Ketua Dewan Komisioner OJK, Friderica Widyasari Dewi, menyebut beragam kebijakan baru telah menjawab kekhawatiran pelaku pasar, termasuk penyedia indeks global.

"Kami telah mencapai kemajuan signifikan dalam menjawab beragam kekhawatiran dari para pemangku kepentingan, serta semakin meningkatkan transparansi dan menyelaraskan pasar domestik dengan standar lembaga global," ujar Friderica dalam keterangan pers Badan Komunikasi Pemerintah (Bakom), Selasa (14/4/2026).

SCROLL TO CONTINUE WITH CONTENT

Friderica memaparkan 5 perihal baru nan sudah disiapkan pihaknya untuk perbaikan sektor pasar modal. Pertama, pembukaan info identitas pemegang saham besar setiap emiten. Melalui kerja sama dengan Kustodian Sentral Efek Indonesia (KSEI), info pemegang saham dengan kepemilikan di atas 1% sekarang diungkap ke publik. Informasi ini dipublikasikan setiap bulan melalui situs Bursa Efek Indonesia (IDX) sejak 3 Maret 2026.

Langkah ini memberikan visibilitas lebih jelas kepada penanammodal tentang siapa saja pihak nan mempunyai pengaruh signifikan di suatu emiten.

Kedua, pengelompokkan penanammodal sekarang dibuat makin rinci. Jika sebelumnya penanammodal hanya dikelompokkan dalam 9 kategori, sekarang diperluas menjadi 39 jenis. Klasifikasi baru ini disusun berbareng pelaku pasar, termasuk personil bursa dan bank kustodian, dan mulai bertindak 1 April 2026. Dengan info nan lebih rinci, pelaku pasar dapat memahami struktur penanammodal dengan lebih akurat.

Ketiga, OJK membikin izin free float naik dua kali lipat. Kini, pemisah minimum free float dari 7,5% diubah menjadi 15%. Aturan ini efektifberlaku sejak 31 Maret 2026. Kebijakan ini bermaksud meningkatkan likuiditas sekaligus mengurangi kekuasaan kepemilikan oleh segelintir pihak.

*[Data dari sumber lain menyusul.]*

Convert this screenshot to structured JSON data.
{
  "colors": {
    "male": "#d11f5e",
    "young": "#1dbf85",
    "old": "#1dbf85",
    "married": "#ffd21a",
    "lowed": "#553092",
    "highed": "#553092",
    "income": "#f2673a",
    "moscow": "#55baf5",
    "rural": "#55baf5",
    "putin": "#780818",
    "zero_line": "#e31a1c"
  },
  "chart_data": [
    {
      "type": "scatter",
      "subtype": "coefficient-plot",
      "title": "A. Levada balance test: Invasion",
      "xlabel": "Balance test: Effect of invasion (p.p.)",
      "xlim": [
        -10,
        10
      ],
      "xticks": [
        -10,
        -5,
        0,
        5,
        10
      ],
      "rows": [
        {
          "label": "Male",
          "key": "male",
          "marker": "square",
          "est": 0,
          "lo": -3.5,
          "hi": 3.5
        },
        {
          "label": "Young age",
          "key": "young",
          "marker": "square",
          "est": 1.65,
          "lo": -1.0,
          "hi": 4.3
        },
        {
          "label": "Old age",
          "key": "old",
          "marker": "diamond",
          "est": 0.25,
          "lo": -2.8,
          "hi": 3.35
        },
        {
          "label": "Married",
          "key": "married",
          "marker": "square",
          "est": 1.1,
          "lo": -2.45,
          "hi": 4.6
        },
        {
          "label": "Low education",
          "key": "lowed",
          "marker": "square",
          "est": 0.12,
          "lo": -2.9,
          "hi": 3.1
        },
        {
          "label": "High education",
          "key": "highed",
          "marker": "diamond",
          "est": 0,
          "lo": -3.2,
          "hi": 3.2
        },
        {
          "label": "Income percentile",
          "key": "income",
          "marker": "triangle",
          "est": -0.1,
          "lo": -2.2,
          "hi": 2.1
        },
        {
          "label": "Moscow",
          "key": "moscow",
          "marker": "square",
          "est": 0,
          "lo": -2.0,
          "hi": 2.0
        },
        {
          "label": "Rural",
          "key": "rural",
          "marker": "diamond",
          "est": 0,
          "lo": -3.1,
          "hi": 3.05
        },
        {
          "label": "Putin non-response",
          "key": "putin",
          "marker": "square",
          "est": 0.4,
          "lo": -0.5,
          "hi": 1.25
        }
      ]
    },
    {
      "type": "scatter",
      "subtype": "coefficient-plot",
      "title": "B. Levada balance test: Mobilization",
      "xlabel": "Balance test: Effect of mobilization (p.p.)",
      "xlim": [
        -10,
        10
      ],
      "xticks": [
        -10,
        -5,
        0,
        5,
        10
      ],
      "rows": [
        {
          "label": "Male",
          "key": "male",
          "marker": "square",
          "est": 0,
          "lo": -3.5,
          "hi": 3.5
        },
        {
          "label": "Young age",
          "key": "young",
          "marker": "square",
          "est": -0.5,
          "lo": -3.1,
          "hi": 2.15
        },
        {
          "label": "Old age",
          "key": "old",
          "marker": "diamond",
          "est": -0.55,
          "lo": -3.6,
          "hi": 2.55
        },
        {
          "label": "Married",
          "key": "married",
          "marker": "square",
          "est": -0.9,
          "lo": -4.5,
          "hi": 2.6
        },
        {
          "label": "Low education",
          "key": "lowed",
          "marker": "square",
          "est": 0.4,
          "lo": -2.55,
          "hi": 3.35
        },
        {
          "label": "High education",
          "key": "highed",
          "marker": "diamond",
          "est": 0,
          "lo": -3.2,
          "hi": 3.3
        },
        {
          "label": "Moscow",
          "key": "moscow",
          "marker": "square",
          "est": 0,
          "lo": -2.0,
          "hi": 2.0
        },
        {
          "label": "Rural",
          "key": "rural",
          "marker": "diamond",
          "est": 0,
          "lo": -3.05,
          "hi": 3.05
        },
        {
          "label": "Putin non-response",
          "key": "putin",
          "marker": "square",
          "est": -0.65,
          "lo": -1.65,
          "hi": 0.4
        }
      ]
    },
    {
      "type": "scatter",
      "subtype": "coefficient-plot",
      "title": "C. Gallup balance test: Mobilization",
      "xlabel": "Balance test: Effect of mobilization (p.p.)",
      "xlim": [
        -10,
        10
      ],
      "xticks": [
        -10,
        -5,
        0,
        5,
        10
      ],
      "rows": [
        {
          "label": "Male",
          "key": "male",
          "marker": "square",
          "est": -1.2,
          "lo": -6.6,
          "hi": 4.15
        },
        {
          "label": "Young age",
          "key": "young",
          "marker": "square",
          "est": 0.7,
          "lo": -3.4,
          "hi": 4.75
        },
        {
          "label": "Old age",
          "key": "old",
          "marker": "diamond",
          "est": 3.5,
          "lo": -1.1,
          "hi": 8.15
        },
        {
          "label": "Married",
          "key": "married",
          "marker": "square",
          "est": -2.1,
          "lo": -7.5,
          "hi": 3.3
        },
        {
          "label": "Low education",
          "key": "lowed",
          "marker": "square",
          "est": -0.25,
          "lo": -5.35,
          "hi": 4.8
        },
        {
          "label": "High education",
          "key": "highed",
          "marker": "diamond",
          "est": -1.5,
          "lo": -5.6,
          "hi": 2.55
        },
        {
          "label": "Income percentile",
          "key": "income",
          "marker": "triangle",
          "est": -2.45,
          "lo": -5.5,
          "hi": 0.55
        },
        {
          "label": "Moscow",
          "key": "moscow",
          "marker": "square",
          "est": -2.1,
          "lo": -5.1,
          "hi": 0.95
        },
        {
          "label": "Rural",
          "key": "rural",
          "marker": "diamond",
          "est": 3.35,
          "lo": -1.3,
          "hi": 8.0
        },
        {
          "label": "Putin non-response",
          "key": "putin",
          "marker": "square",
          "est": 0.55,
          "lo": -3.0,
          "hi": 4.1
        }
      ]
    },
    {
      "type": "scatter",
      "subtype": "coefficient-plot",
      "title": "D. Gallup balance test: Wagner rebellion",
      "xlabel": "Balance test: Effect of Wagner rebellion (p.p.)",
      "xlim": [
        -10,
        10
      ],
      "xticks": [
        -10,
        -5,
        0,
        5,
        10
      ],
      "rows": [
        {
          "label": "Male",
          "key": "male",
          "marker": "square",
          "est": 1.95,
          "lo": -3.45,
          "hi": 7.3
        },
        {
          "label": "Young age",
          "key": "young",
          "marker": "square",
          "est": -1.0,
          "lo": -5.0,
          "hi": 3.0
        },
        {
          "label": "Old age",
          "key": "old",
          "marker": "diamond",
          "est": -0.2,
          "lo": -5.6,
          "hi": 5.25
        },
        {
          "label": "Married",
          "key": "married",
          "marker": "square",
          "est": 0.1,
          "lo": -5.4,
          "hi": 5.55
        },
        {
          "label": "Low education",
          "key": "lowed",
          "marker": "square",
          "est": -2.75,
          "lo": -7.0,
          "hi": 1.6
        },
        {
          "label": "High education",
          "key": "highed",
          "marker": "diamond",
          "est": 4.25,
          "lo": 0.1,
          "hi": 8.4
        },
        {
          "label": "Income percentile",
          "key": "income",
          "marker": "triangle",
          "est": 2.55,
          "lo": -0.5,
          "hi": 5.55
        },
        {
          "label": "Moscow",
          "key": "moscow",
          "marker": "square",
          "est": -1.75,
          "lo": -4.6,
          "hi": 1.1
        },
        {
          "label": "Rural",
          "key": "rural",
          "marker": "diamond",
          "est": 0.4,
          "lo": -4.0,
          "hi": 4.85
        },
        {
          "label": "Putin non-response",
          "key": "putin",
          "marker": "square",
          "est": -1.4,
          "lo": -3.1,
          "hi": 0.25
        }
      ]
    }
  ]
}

Friderica juga menekankan peningkatan batasfree float menjadi konsentrasi utama agar perdagangan saham lebih sehat dan kompetitifsecara global.

"Untuk memastikan transisi nan lancar, perusahaan tercatat diberikan waktu penyesuaian agar struktur kepemilikan saham sesuai dengan ketentuan baru," sebut Friderica.

Keempat, OJK juga telah mengumumkan High Shareholding Concentration (HSC), ini merupakan info nan berisi info soal kepemilikan saham nan terkonsentrasi pada pihak tertentu dalam struktur saham sebuah emiten.

BEI dan KSEI sekarang secara rutin mengumumkan info HSC. Kebijakan nan bertindak sejak 2 April 2026 ini menjadi sinyal peringatan awal bagi penanammodal terhadap potensi risiko.

Terakhir, OJK mewajibkan pemegang saham dengan kepemilikan minimal 10% untuk melaporkan Ultimate Beneficial Owner (UBO) kepada Bursa Efek. Aturan ini mulai diterapkan pada 1 April 2026. Kebijakan ini dinilai krusial untuk mengungkap pihak nan sebenarnya mengendalikan suatu perusahaan.

Demutualisasi Bursa

Beberapa kebijakan lain juga sedang disiapkan OJK. Friderica menyatakan di bagian tata kelola dan penegakan, OJK mendorong demutualisasi bursa, memperketat penegakan norma terhadap manipulasi pasar, serta meningkatkan kualitas governance perusahaan melalui edukasi dan sertifikasi profesional.

Adapun dari sisi sinergi, Friderica menambahkan, reformasi dilakukan secara terintegrasi dengan melibatkan pemerintah, self-regulatory organization (SRO), dan pelaku industri.

"Kolaborasi ini diharapkan mempercepat pendalaman pasar sekaligus memperkuat kepercayaan investor," tambahnya.
Dengan beragam langkah tersebut, OJK optimistis pasar modal Indonesia tidak hanya semakin transparan, tetapi juga lebih andal dan kompetitif di tingkat global.